On 8/17/21 10:08 PM, Miklos Szeredi wrote:> On Tue, 17 Aug 2021 at 15:22, JeffleXu <jefflexu at
linux.alibaba.com> wrote:
>>
>>
>>
>> On 8/17/21 8:39 PM, Vivek Goyal wrote:
>>> On Tue, Aug 17, 2021 at 10:06:53AM +0200, Miklos Szeredi wrote:
>>>> On Tue, 17 Aug 2021 at 04:22, Jeffle Xu <jefflexu at
linux.alibaba.com> wrote:
>>>>>
>>>>> This patchset adds support of per-file DAX for virtiofs,
which is
>>>>> inspired by Ira Weiny's work on ext4[1] and xfs[2].
>>>>
>>>> Can you please explain the background of this change in detail?
>>>>
>>>> Why would an admin want to enable DAX for a particular virtiofs
file
>>>> and not for others?
>>>
>>> Initially I thought that they needed it because they are
downloading
>>> files on the fly from server. So they don't want to enable dax
on the file
>>> till file is completely downloaded.
>>
>> Right, it's our initial requirement.
>>
>>
>>> But later I realized that they should
>>> be able to block in FUSE_SETUPMAPPING call and make sure associated
>>> file section has been downloaded before returning and solve the
problem.
>>> So that can't be the primary reason.
>>
>> Saying we want to access 4KB of one file inside guest, if it goes
>> through FUSE request routine, then the fuse daemon only need to
download
>> this 4KB from remote server. But if it goes through DAX, then the fuse
>> daemon need to download the whole DAX window (e.g., 2MB) from remote
>> server, so called amplification. Maybe we could decrease the DAX window
>> size, but it's a trade off.
>
> That could be achieved with a plain fuse filesystem on the host (which
> will get 4k READ requests for accesses to mapped area inside guest).

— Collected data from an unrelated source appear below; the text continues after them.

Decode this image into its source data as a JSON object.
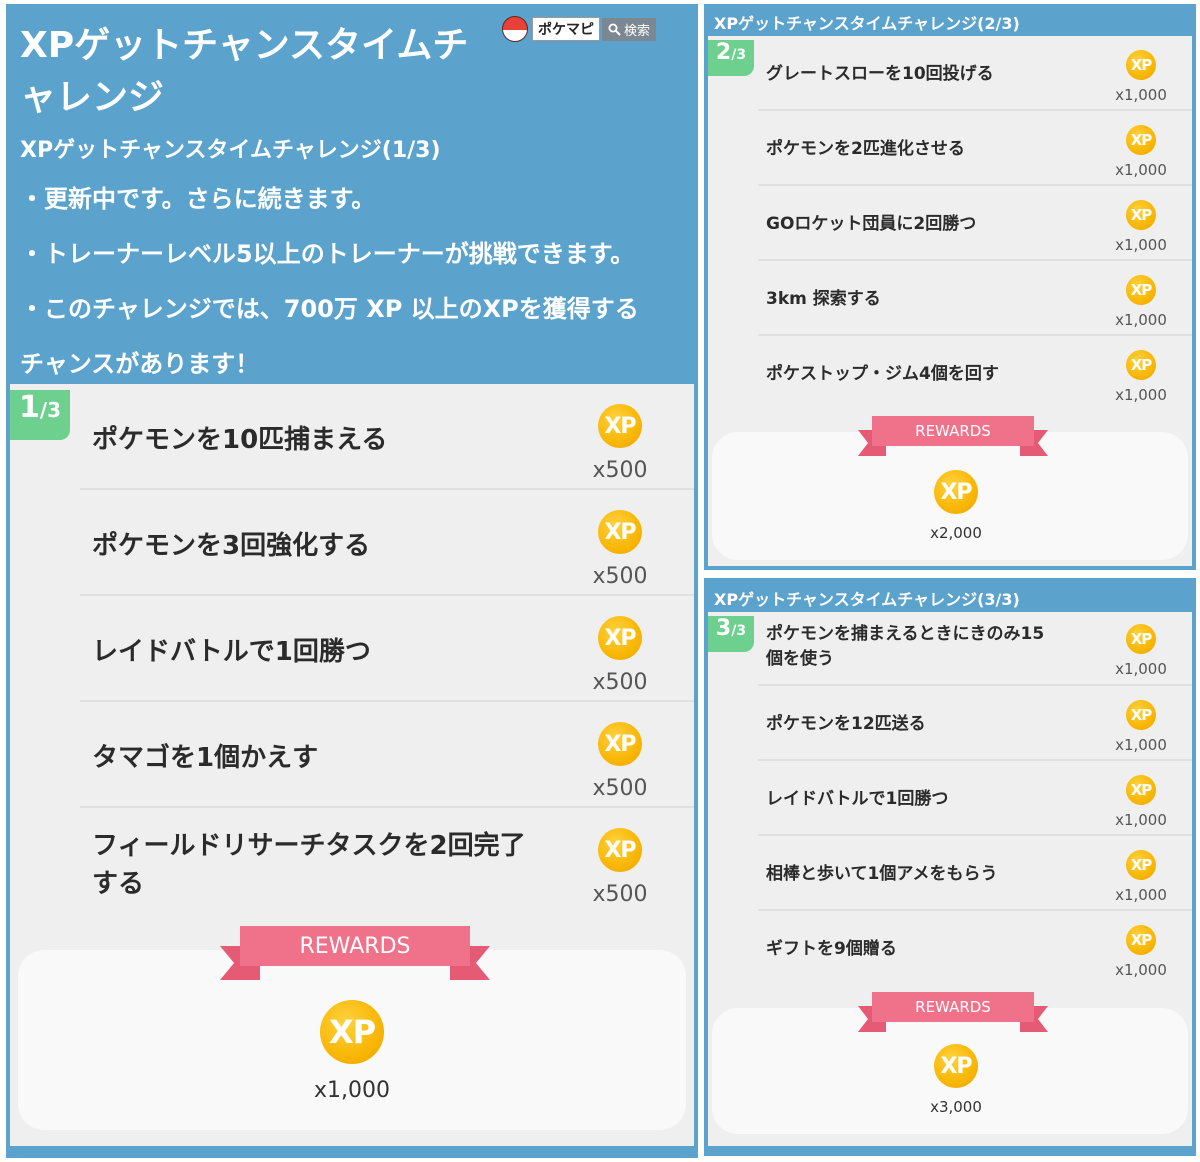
{
  "header": {
    "title_line1": "XPゲットチャンスタイムチ",
    "title_line2": "ャレンジ",
    "site_label": "ポケマピ",
    "search_label": "検索",
    "subtitle": "XPゲットチャンスタイムチャレンジ(1/3)",
    "bullets": [
      "・更新中です。さらに続きます。",
      "・トレーナーレベル5以上のトレーナーが挑戦できます。",
      "・このチャレンジでは、700万 XP 以上のXPを獲得する",
      "チャンスがあります！"
    ]
  },
  "xp_label": "XP",
  "rewards_label": "REWARDS",
  "steps": [
    {
      "section_title": "XPゲットチャンスタイムチャレンジ(1/3)",
      "badge_num": "1",
      "badge_den": "/3",
      "tasks": [
        {
          "line1": "ポケモンを10匹捕まえる",
          "line2": "",
          "amount": "x500"
        },
        {
          "line1": "ポケモンを3回強化する",
          "line2": "",
          "amount": "x500"
        },
        {
          "line1": "レイドバトルで1回勝つ",
          "line2": "",
          "amount": "x500"
        },
        {
          "line1": "タマゴを1個かえす",
          "line2": "",
          "amount": "x500"
        },
        {
          "line1": "フィールドリサーチタスクを2回完了",
          "line2": "する",
          "amount": "x500"
        }
      ],
      "reward_amount": "x1,000"
    },
    {
      "section_title": "XPゲットチャンスタイムチャレンジ(2/3)",
      "badge_num": "2",
      "badge_den": "/3",
      "tasks": [
        {
          "line1": "グレートスローを10回投げる",
          "line2": "",
          "amount": "x1,000"
        },
        {
          "line1": "ポケモンを2匹進化させる",
          "line2": "",
          "amount": "x1,000"
        },
        {
          "line1": "GOロケット団員に2回勝つ",
          "line2": "",
          "amount": "x1,000"
        },
        {
          "line1": "3km 探索する",
          "line2": "",
          "amount": "x1,000"
        },
        {
          "line1": "ポケストップ・ジム4個を回す",
          "line2": "",
          "amount": "x1,000"
        }
      ],
      "reward_amount": "x2,000"
    },
    {
      "section_title": "XPゲットチャンスタイムチャレンジ(3/3)",
      "badge_num": "3",
      "badge_den": "/3",
      "tasks": [
        {
          "line1": "ポケモンを捕まえるときにきのみ15",
          "line2": "個を使う",
          "amount": "x1,000"
        },
        {
          "line1": "ポケモンを12匹送る",
          "line2": "",
          "amount": "x1,000"
        },
        {
          "line1": "レイドバトルで1回勝つ",
          "line2": "",
          "amount": "x1,000"
        },
        {
          "line1": "相棒と歩いて1個アメをもらう",
          "line2": "",
          "amount": "x1,000"
        },
        {
          "line1": "ギフトを9個贈る",
          "line2": "",
          "amount": "x1,000"
        }
      ],
      "reward_amount": "x3,000"
    }
  ],
  "colors": {
    "header_blue": "#5ba3cd",
    "badge_green": "#6ed08e",
    "ribbon_pink": "#f0728a",
    "coin_gold": "#f8b400"
  }
}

> Since this can be done selectively for files which are not yet
> downloaded, the extra layer wouldn't be a performance problem.
>
> Is there a reason why that wouldn't work?
I didn't realize this mechanism (working around from user space) before
sending this patch set.
After learning the virtualization and KVM stuffs, I find that, as Vivek
Goyal replied in [1], virtiofsd/qemu need to somehow hook the user page
fault and then download the remained part.
IMHO, this mechanism (as you proposed by implementing a plain fuse
filesystem on the host) seems a little bit sophisticated so far.
[1] https://lore.kernel.org/linux-fsdevel/YR08KnP8cO8LjKY7 at redhat.com/
--
Thanks,
Jeffle